The thing is — it takes time to establish credibility, and no matter how talented you are, it’s not realistic to expect your first article to make thousands of dollars. When you’re looking to monetise your hobby, accept that you’re in it for the long run. Be prepared to put in consistent efforts over a period of time and only then you can get paid.
Remember there are thousands of independent content creators you’re competing against, some of them have been working for far longer than you can imagine. Of course, it would take time and effort to reach their level.
4. Don’t Make It Your Only Source of Income
I love writing. I love making money from writing. But if I made it my sole income source, then the amount of money I earn would directly depend on how many words I can write in a day. That would put pressure on me to write something each day, whether I feel like it or not. If I write without feeling passionate about it, what’s the difference between a hobby and a day job?
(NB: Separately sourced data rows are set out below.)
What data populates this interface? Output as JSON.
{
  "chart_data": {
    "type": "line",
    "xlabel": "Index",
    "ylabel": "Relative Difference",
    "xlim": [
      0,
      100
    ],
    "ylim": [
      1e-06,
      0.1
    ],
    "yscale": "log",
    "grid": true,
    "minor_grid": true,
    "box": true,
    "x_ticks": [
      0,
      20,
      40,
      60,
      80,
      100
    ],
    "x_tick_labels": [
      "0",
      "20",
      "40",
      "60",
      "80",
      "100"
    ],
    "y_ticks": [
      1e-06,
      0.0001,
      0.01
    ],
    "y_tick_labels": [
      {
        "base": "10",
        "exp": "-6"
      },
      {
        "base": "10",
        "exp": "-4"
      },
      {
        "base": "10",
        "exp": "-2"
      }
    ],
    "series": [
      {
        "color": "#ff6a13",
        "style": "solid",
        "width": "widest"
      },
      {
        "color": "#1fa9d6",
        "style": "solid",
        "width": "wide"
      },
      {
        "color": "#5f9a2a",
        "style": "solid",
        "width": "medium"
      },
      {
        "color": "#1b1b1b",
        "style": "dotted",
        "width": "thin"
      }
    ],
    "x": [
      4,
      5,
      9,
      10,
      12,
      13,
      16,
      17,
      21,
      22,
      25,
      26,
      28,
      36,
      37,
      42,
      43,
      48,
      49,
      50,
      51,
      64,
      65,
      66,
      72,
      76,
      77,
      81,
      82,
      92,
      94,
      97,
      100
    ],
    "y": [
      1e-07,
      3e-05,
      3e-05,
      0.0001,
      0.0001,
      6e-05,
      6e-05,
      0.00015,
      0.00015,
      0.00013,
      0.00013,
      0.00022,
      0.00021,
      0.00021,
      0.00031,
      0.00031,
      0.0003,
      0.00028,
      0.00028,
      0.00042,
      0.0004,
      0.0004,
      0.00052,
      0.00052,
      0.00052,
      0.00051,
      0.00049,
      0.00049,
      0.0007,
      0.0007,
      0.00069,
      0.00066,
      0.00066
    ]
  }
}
A hobby is supposed to give you joy. It’s not supposed to act as a cage and trap you inside the regular grind.
To make sure this doesn’t happen, work towards building multiple sources of income. This can be monetising the same hobby in different forms. For example, if you’re a photographer, you can take up commissioned work, upload your work on freelancing websites, do portfolio shoots and make movies. If you’re a writer, you can work on books, write on online platforms that pay, start your own writing course, make videos on YouTube, etc. Or, you can also work on monetising different hobbies, or combining two hobbies and making something unique that can be monetised.
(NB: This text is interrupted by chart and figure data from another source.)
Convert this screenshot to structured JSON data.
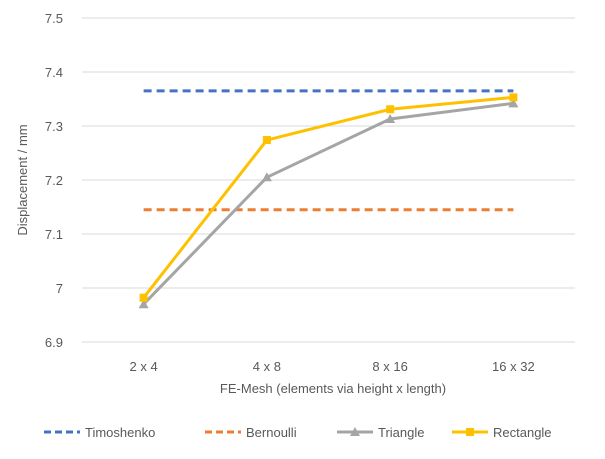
{
  "chart_data": {
    "type": "line",
    "title": "",
    "xlabel": "FE-Mesh (elements via height x length)",
    "ylabel": "Displacement / mm",
    "categories": [
      "2 x 4",
      "4 x 8",
      "8 x 16",
      "16 x 32"
    ],
    "ylim": [
      6.9,
      7.5
    ],
    "yticks": [
      {
        "value": 6.9,
        "label": "6.9"
      },
      {
        "value": 7.0,
        "label": "7"
      },
      {
        "value": 7.1,
        "label": "7.1"
      },
      {
        "value": 7.2,
        "label": "7.2"
      },
      {
        "value": 7.3,
        "label": "7.3"
      },
      {
        "value": 7.4,
        "label": "7.4"
      },
      {
        "value": 7.5,
        "label": "7.5"
      }
    ],
    "grid": true,
    "legend_position": "bottom",
    "series": [
      {
        "name": "Timoshenko",
        "values": [
          7.365,
          7.365,
          7.365,
          7.365
        ],
        "color": "#4472C4",
        "dash": true,
        "marker": "none"
      },
      {
        "name": "Bernoulli",
        "values": [
          7.145,
          7.145,
          7.145,
          7.145
        ],
        "color": "#ED7D31",
        "dash": true,
        "marker": "none"
      },
      {
        "name": "Triangle",
        "values": [
          6.97,
          7.205,
          7.313,
          7.342
        ],
        "color": "#A5A5A5",
        "dash": false,
        "marker": "triangle"
      },
      {
        "name": "Rectangle",
        "values": [
          6.982,
          7.274,
          7.331,
          7.353
        ],
        "color": "#FFC000",
        "dash": false,
        "marker": "square"
      }
    ]
  }
}
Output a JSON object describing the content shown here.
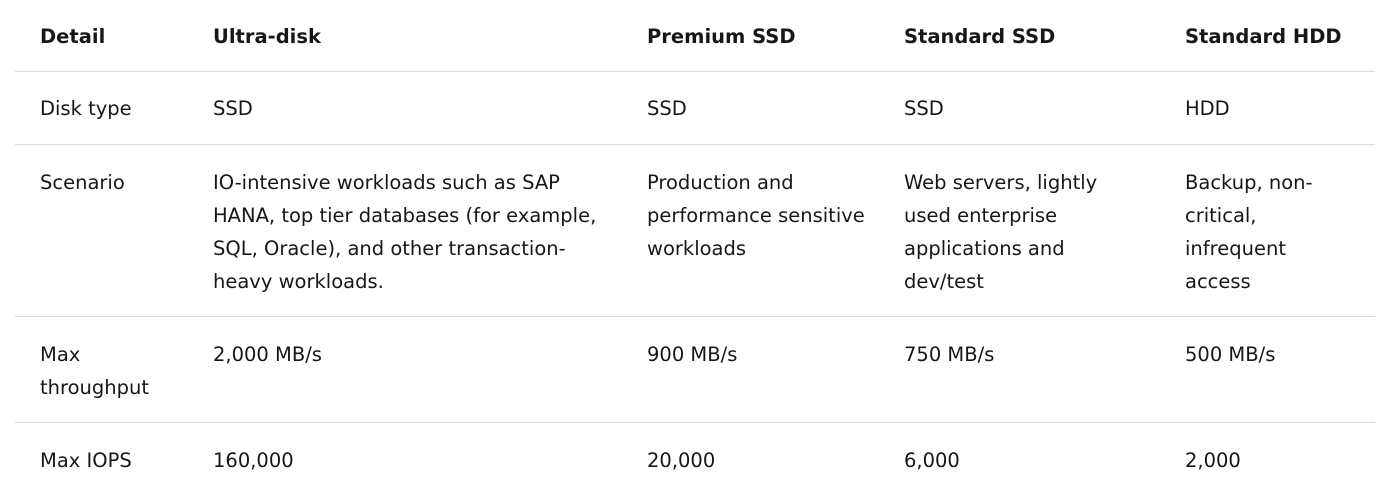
{
  "table": {
    "headers": [
      "Detail",
      "Ultra-disk",
      "Premium SSD",
      "Standard SSD",
      "Standard HDD"
    ],
    "rows": [
      [
        "Disk type",
        "SSD",
        "SSD",
        "SSD",
        "HDD"
      ],
      [
        "Scenario",
        "IO-intensive workloads such as SAP HANA, top tier databases (for example, SQL, Oracle), and other transaction-heavy workloads.",
        "Production and performance sensitive workloads",
        "Web servers, lightly used enterprise applications and dev/test",
        "Backup, non-critical, infrequent access"
      ],
      [
        "Max throughput",
        "2,000 MB/s",
        "900 MB/s",
        "750 MB/s",
        "500 MB/s"
      ],
      [
        "Max IOPS",
        "160,000",
        "20,000",
        "6,000",
        "2,000"
      ]
    ]
  }
}
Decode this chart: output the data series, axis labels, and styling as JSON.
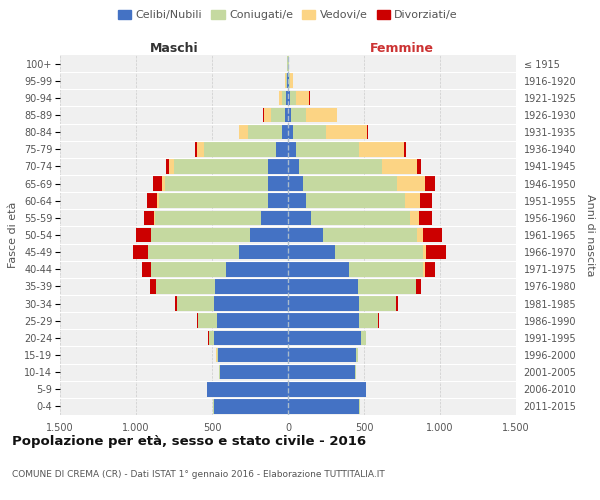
{
  "age_groups": [
    "0-4",
    "5-9",
    "10-14",
    "15-19",
    "20-24",
    "25-29",
    "30-34",
    "35-39",
    "40-44",
    "45-49",
    "50-54",
    "55-59",
    "60-64",
    "65-69",
    "70-74",
    "75-79",
    "80-84",
    "85-89",
    "90-94",
    "95-99",
    "100+"
  ],
  "birth_years": [
    "2011-2015",
    "2006-2010",
    "2001-2005",
    "1996-2000",
    "1991-1995",
    "1986-1990",
    "1981-1985",
    "1976-1980",
    "1971-1975",
    "1966-1970",
    "1961-1965",
    "1956-1960",
    "1951-1955",
    "1946-1950",
    "1941-1945",
    "1936-1940",
    "1931-1935",
    "1926-1930",
    "1921-1925",
    "1916-1920",
    "≤ 1915"
  ],
  "male": {
    "celibi": [
      490,
      530,
      450,
      460,
      490,
      470,
      490,
      480,
      410,
      320,
      250,
      175,
      130,
      130,
      130,
      80,
      40,
      20,
      10,
      5,
      2
    ],
    "coniugati": [
      2,
      2,
      5,
      10,
      30,
      120,
      240,
      390,
      490,
      600,
      650,
      700,
      720,
      680,
      620,
      470,
      220,
      90,
      30,
      8,
      2
    ],
    "vedovi": [
      1,
      1,
      1,
      1,
      1,
      1,
      1,
      1,
      2,
      2,
      3,
      5,
      10,
      20,
      35,
      50,
      60,
      50,
      20,
      5,
      1
    ],
    "divorziati": [
      1,
      1,
      1,
      2,
      3,
      5,
      10,
      40,
      60,
      100,
      100,
      70,
      70,
      60,
      20,
      10,
      5,
      3,
      2,
      1,
      0
    ]
  },
  "female": {
    "nubili": [
      470,
      510,
      440,
      450,
      480,
      470,
      470,
      460,
      400,
      310,
      230,
      150,
      120,
      100,
      70,
      50,
      30,
      20,
      10,
      5,
      2
    ],
    "coniugate": [
      2,
      2,
      5,
      10,
      30,
      120,
      240,
      380,
      490,
      580,
      620,
      650,
      650,
      620,
      550,
      420,
      220,
      100,
      40,
      10,
      2
    ],
    "vedove": [
      1,
      1,
      1,
      1,
      1,
      2,
      3,
      5,
      10,
      20,
      40,
      60,
      100,
      180,
      230,
      290,
      270,
      200,
      90,
      20,
      2
    ],
    "divorziate": [
      1,
      1,
      1,
      2,
      3,
      5,
      10,
      30,
      70,
      130,
      120,
      90,
      80,
      70,
      25,
      15,
      8,
      5,
      3,
      1,
      0
    ]
  },
  "colors": {
    "celibi_nubili": "#4472c4",
    "coniugati": "#c5d9a0",
    "vedovi": "#fcd484",
    "divorziati": "#cc0000"
  },
  "xlim": 1500,
  "title": "Popolazione per età, sesso e stato civile - 2016",
  "subtitle": "COMUNE DI CREMA (CR) - Dati ISTAT 1° gennaio 2016 - Elaborazione TUTTITALIA.IT",
  "ylabel_left": "Fasce di età",
  "ylabel_right": "Anni di nascita",
  "xlabel_left": "Maschi",
  "xlabel_right": "Femmine",
  "background_color": "#ffffff",
  "plot_bg_color": "#f0f0f0",
  "grid_color": "#cccccc"
}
The key here is not to let your income depend on doing just one type of work. Mix and match your skills and time to derive enjoyment out of the process.
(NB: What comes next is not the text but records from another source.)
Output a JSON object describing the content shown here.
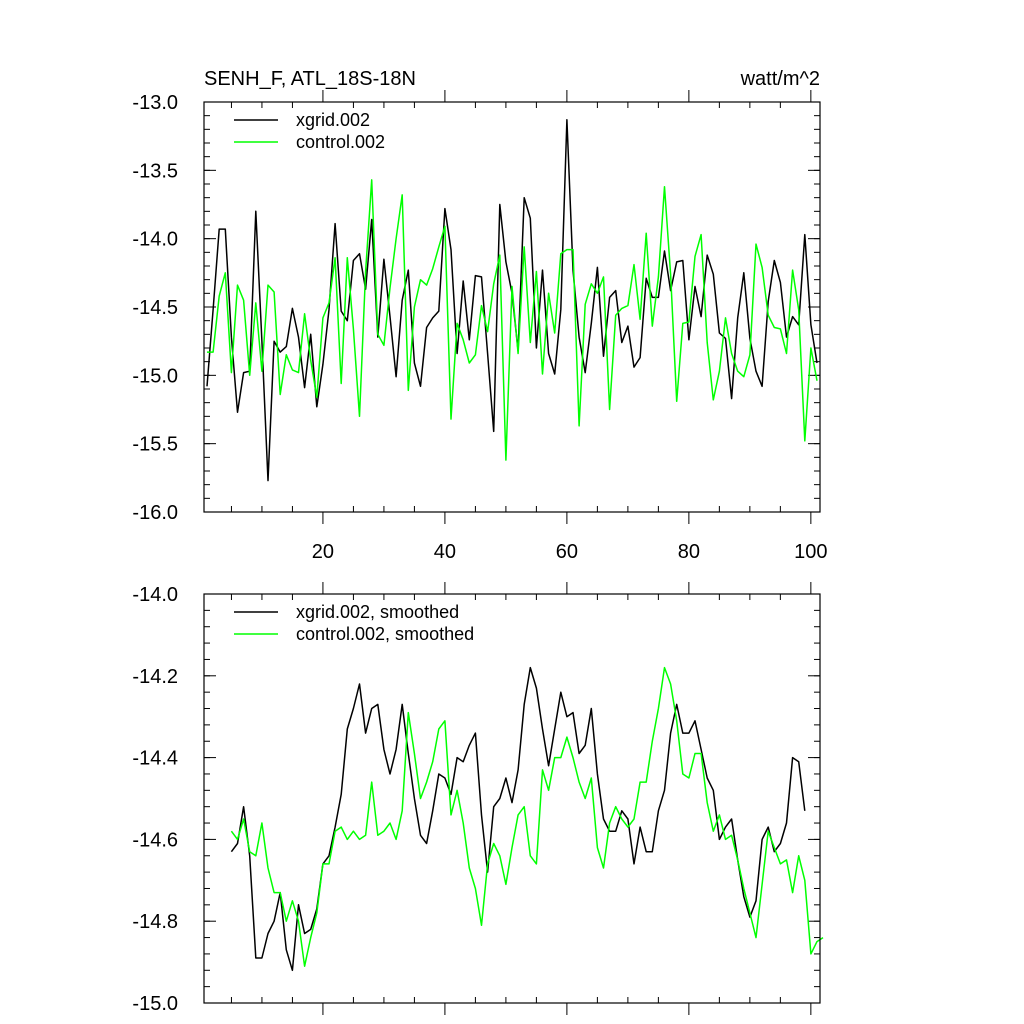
{
  "top_panel": {
    "title": "SENH_F, ATL_18S-18N",
    "units": "watt/m^2"
  },
  "chart_data": [
    {
      "type": "line",
      "title": "SENH_F, ATL_18S-18N",
      "units": "watt/m^2",
      "xlim": [
        0.5,
        101.5
      ],
      "ylim": [
        -16.0,
        -13.0
      ],
      "x_ticks": [
        20,
        40,
        60,
        80,
        100
      ],
      "x_tick_labels": [
        "20",
        "40",
        "60",
        "80",
        "100"
      ],
      "y_ticks": [
        -16.0,
        -15.5,
        -15.0,
        -14.5,
        -14.0,
        -13.5,
        -13.0
      ],
      "y_tick_labels": [
        "-16.0",
        "-15.5",
        "-15.0",
        "-14.5",
        "-14.0",
        "-13.5",
        "-13.0"
      ],
      "legend_position": "top-left",
      "x_start": 1,
      "series": [
        {
          "name": "xgrid.002",
          "color": "#000000",
          "values": [
            -15.08,
            -14.52,
            -13.93,
            -13.93,
            -14.72,
            -15.27,
            -14.98,
            -14.97,
            -13.8,
            -14.75,
            -15.77,
            -14.75,
            -14.83,
            -14.79,
            -14.51,
            -14.72,
            -15.09,
            -14.7,
            -15.23,
            -14.92,
            -14.52,
            -13.89,
            -14.53,
            -14.6,
            -14.16,
            -14.11,
            -14.37,
            -13.86,
            -14.72,
            -14.15,
            -14.57,
            -15.01,
            -14.45,
            -14.23,
            -14.91,
            -15.08,
            -14.65,
            -14.58,
            -14.53,
            -13.78,
            -14.08,
            -14.84,
            -14.31,
            -14.74,
            -14.27,
            -14.28,
            -14.84,
            -15.41,
            -13.75,
            -14.17,
            -14.4,
            -14.82,
            -13.7,
            -13.85,
            -14.8,
            -14.23,
            -14.84,
            -14.99,
            -14.52,
            -13.13,
            -14.23,
            -14.72,
            -14.98,
            -14.62,
            -14.21,
            -14.86,
            -14.43,
            -14.38,
            -14.76,
            -14.64,
            -14.94,
            -14.87,
            -14.29,
            -14.43,
            -14.43,
            -14.09,
            -14.38,
            -14.17,
            -14.16,
            -14.74,
            -14.35,
            -14.57,
            -14.12,
            -14.26,
            -14.69,
            -14.73,
            -15.17,
            -14.58,
            -14.25,
            -14.73,
            -14.97,
            -15.08,
            -14.46,
            -14.16,
            -14.32,
            -14.72,
            -14.57,
            -14.63,
            -13.97,
            -14.63,
            -14.91
          ]
        },
        {
          "name": "control.002",
          "color": "#00ff00",
          "values": [
            -14.83,
            -14.83,
            -14.42,
            -14.25,
            -14.98,
            -14.34,
            -14.45,
            -15.0,
            -14.47,
            -14.97,
            -14.34,
            -14.39,
            -15.14,
            -14.85,
            -14.96,
            -14.98,
            -14.55,
            -14.89,
            -15.16,
            -14.58,
            -14.47,
            -14.14,
            -15.06,
            -14.14,
            -14.66,
            -15.3,
            -14.24,
            -13.57,
            -14.7,
            -14.78,
            -14.36,
            -14.0,
            -13.68,
            -15.11,
            -14.5,
            -14.3,
            -14.34,
            -14.22,
            -14.06,
            -13.91,
            -15.32,
            -14.62,
            -14.74,
            -14.91,
            -14.85,
            -14.49,
            -14.68,
            -14.33,
            -14.12,
            -15.62,
            -14.35,
            -14.84,
            -14.06,
            -14.76,
            -14.24,
            -14.99,
            -14.4,
            -14.69,
            -14.11,
            -14.08,
            -14.08,
            -15.37,
            -14.48,
            -14.33,
            -14.4,
            -14.28,
            -15.25,
            -14.56,
            -14.51,
            -14.49,
            -14.19,
            -14.59,
            -13.96,
            -14.64,
            -14.28,
            -13.62,
            -14.26,
            -15.19,
            -14.62,
            -14.61,
            -14.13,
            -13.97,
            -14.76,
            -15.18,
            -14.97,
            -14.58,
            -14.84,
            -14.97,
            -15.01,
            -14.85,
            -14.04,
            -14.21,
            -14.56,
            -14.65,
            -14.66,
            -14.84,
            -14.23,
            -14.52,
            -15.48,
            -14.8,
            -15.04
          ]
        }
      ]
    },
    {
      "type": "line",
      "xlim": [
        0.5,
        101.5
      ],
      "ylim": [
        -15.0,
        -14.0
      ],
      "x_ticks": [
        20,
        40,
        60,
        80,
        100
      ],
      "x_tick_labels": [],
      "y_ticks": [
        -15.0,
        -14.8,
        -14.6,
        -14.4,
        -14.2,
        -14.0
      ],
      "y_tick_labels": [
        "-15.0",
        "-14.8",
        "-14.6",
        "-14.4",
        "-14.2",
        "-14.0"
      ],
      "legend_position": "top-left",
      "x_start": 5,
      "series": [
        {
          "name": "xgrid.002, smoothed",
          "color": "#000000",
          "values": [
            -14.63,
            -14.61,
            -14.52,
            -14.64,
            -14.89,
            -14.89,
            -14.83,
            -14.8,
            -14.73,
            -14.87,
            -14.92,
            -14.76,
            -14.83,
            -14.82,
            -14.77,
            -14.66,
            -14.64,
            -14.57,
            -14.49,
            -14.33,
            -14.28,
            -14.22,
            -14.34,
            -14.28,
            -14.27,
            -14.38,
            -14.44,
            -14.38,
            -14.27,
            -14.39,
            -14.5,
            -14.59,
            -14.61,
            -14.53,
            -14.44,
            -14.45,
            -14.49,
            -14.4,
            -14.41,
            -14.37,
            -14.34,
            -14.54,
            -14.68,
            -14.52,
            -14.5,
            -14.45,
            -14.51,
            -14.43,
            -14.27,
            -14.18,
            -14.23,
            -14.33,
            -14.42,
            -14.33,
            -14.24,
            -14.3,
            -14.29,
            -14.39,
            -14.37,
            -14.28,
            -14.44,
            -14.55,
            -14.58,
            -14.58,
            -14.53,
            -14.55,
            -14.66,
            -14.57,
            -14.63,
            -14.63,
            -14.53,
            -14.48,
            -14.34,
            -14.27,
            -14.34,
            -14.34,
            -14.31,
            -14.38,
            -14.45,
            -14.48,
            -14.6,
            -14.57,
            -14.55,
            -14.65,
            -14.74,
            -14.79,
            -14.75,
            -14.6,
            -14.57,
            -14.63,
            -14.61,
            -14.56,
            -14.4,
            -14.41,
            -14.53
          ]
        },
        {
          "name": "control.002, smoothed",
          "color": "#00ff00",
          "values": [
            -14.58,
            -14.6,
            -14.55,
            -14.63,
            -14.64,
            -14.56,
            -14.67,
            -14.73,
            -14.73,
            -14.8,
            -14.75,
            -14.8,
            -14.91,
            -14.84,
            -14.78,
            -14.66,
            -14.66,
            -14.58,
            -14.57,
            -14.6,
            -14.58,
            -14.6,
            -14.59,
            -14.46,
            -14.59,
            -14.58,
            -14.56,
            -14.6,
            -14.53,
            -14.29,
            -14.39,
            -14.5,
            -14.46,
            -14.41,
            -14.33,
            -14.31,
            -14.54,
            -14.48,
            -14.56,
            -14.67,
            -14.72,
            -14.81,
            -14.66,
            -14.61,
            -14.64,
            -14.71,
            -14.62,
            -14.54,
            -14.52,
            -14.64,
            -14.66,
            -14.43,
            -14.48,
            -14.4,
            -14.4,
            -14.35,
            -14.4,
            -14.46,
            -14.5,
            -14.45,
            -14.62,
            -14.67,
            -14.56,
            -14.52,
            -14.55,
            -14.57,
            -14.55,
            -14.46,
            -14.46,
            -14.36,
            -14.28,
            -14.18,
            -14.22,
            -14.31,
            -14.44,
            -14.45,
            -14.39,
            -14.39,
            -14.51,
            -14.58,
            -14.54,
            -14.6,
            -14.59,
            -14.65,
            -14.72,
            -14.78,
            -14.84,
            -14.71,
            -14.58,
            -14.62,
            -14.66,
            -14.65,
            -14.73,
            -14.64,
            -14.7,
            -14.88,
            -14.85,
            -14.84
          ]
        }
      ]
    }
  ]
}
Monetising a hobby can act as a great motivation, despite the social stigma attached to it. Here are four things you need to keep in mind:
- Don’t wait until you’re perfect. Start right away.
- Don’t change yourself for the audience. Be authentic. Be you.
- Stop expecting immediate results. Be prepared to be in it for the long term. Consistency always pays off.
- Have other sources of income aside from the hobby.
The most important part is to revel in your creativity and enjoy the process. Sure, making money by doing what you love is awesome, but that shouldn’t take the enjoyment out of creating.